Dec 11, 2009 - 11:30am
Global research shows the international race is underway to benefit from the up to 20 million job opportunities in the emerging low-carbon economy, said John Connor, CEO of The Climate Institute, from the UN Climate Summit in Copenhagen.
The recent defeat in the Senate of the Carbon Pollution Reduction Scheme (CPRS) was an economic and competitive stumble for Australia just when countries as diverse as Norway, South Korea, Brazil and Japan had increased their level of ambition at global talks.
“The dinosaurs who are delaying action are risking current and future job security,” said Mr Connor.
“The low-carbon train is leaving the station around the world and Australia is haemorrhaging investments in clean energy industries and technology to competitors in developed and developing countries.
“As Australian Senators dither and delay over climate action our competitors in US and China are investing billions in renewable energy in a contest over who will lead the global clean energy economy.”
The joint report, Low-Carbon Jobs in an Inter-Connected World,
cites the Australian Government’s analysis that 1.7 million new jobs could be created economy wide from 2008 to 2020, with an additional 4.7 million out to 2050, even while emissions are reduced by 60% by 2050.
Jobs in Australia’s electricity sector would grow
by up to 10,000 by 2020 and, economy wide, 1.7 million new jobs will be created over the same period, as carbon pollution is significantly reduced, an international report from The Global Climate Network* released today shows.
Employment in the Australian electricity sector will grow by 17% and total 20,000 full time equivalent jobs by 2020 if, by 2020, 20% of electricity comes from renewable sources and national emissions are reduced by 25% below 1990 levels. The research also shows that, under this scenario:
10,000 new jobs will be created in Australia’s electricity sector – a net increase of 3000 new permanent jobs and more than 7000 construction jobs.
On average, 2,300 local manufacturing jobs are likely to be supported.
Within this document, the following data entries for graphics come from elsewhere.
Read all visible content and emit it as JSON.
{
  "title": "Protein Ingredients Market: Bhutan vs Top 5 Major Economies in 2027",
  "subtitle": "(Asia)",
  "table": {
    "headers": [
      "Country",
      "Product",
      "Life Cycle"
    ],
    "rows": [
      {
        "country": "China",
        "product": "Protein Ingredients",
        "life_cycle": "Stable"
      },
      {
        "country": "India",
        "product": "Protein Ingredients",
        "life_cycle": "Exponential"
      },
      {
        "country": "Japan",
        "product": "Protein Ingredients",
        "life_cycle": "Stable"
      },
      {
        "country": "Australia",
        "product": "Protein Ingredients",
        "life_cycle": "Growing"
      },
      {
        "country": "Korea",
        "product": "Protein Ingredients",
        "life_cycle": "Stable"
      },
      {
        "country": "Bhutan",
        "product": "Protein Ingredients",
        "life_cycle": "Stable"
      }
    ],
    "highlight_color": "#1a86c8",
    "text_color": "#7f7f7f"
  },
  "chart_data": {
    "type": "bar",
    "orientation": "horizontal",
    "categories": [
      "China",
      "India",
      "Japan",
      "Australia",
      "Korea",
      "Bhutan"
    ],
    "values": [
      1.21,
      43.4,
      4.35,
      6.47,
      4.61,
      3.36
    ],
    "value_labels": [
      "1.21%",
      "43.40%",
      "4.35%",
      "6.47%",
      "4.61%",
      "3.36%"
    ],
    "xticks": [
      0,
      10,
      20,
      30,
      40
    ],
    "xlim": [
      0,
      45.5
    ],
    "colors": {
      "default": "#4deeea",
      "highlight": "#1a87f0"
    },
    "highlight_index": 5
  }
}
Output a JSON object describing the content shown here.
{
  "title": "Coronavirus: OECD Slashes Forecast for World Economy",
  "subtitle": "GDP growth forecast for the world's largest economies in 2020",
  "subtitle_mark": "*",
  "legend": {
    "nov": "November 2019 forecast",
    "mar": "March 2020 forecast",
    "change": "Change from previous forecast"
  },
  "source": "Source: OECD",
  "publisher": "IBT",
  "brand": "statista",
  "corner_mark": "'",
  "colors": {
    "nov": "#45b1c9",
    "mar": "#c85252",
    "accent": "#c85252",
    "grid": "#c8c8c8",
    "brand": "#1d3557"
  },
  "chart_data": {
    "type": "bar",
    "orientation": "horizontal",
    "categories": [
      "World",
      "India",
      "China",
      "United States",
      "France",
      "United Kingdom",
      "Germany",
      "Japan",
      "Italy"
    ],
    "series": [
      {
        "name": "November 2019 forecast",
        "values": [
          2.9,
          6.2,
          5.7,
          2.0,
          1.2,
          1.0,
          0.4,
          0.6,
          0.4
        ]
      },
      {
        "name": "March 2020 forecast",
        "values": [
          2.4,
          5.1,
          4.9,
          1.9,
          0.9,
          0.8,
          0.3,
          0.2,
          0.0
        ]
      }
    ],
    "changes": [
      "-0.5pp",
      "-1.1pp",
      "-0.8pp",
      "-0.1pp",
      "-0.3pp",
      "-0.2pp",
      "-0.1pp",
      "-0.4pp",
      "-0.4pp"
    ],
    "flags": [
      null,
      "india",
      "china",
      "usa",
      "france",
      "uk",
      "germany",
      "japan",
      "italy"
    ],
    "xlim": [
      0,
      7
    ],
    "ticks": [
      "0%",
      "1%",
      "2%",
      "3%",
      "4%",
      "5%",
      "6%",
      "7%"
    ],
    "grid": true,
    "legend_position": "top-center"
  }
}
Spikes in years of high installation could see almost 7,000 construction jobs above current levels.
The report found that effective low-carbon policies could create 20 million jobs between now and 2020 in the low-carbon energy sector if governments addressed key areas of research and development; technology innovation and stimulating new low-carbon markets.
The report concludes that the Australia’s policy priorities should include, in addition to a CPRS and RET, investments in new, low carbon, energy sources and provide retraining and support for affected workers in carbon intensive areas.
The Global Climate Network is a unique alliance of nine influential think tanks, including The Climate Institute, coordinated by the Institute for Public Policy (ippr) in London.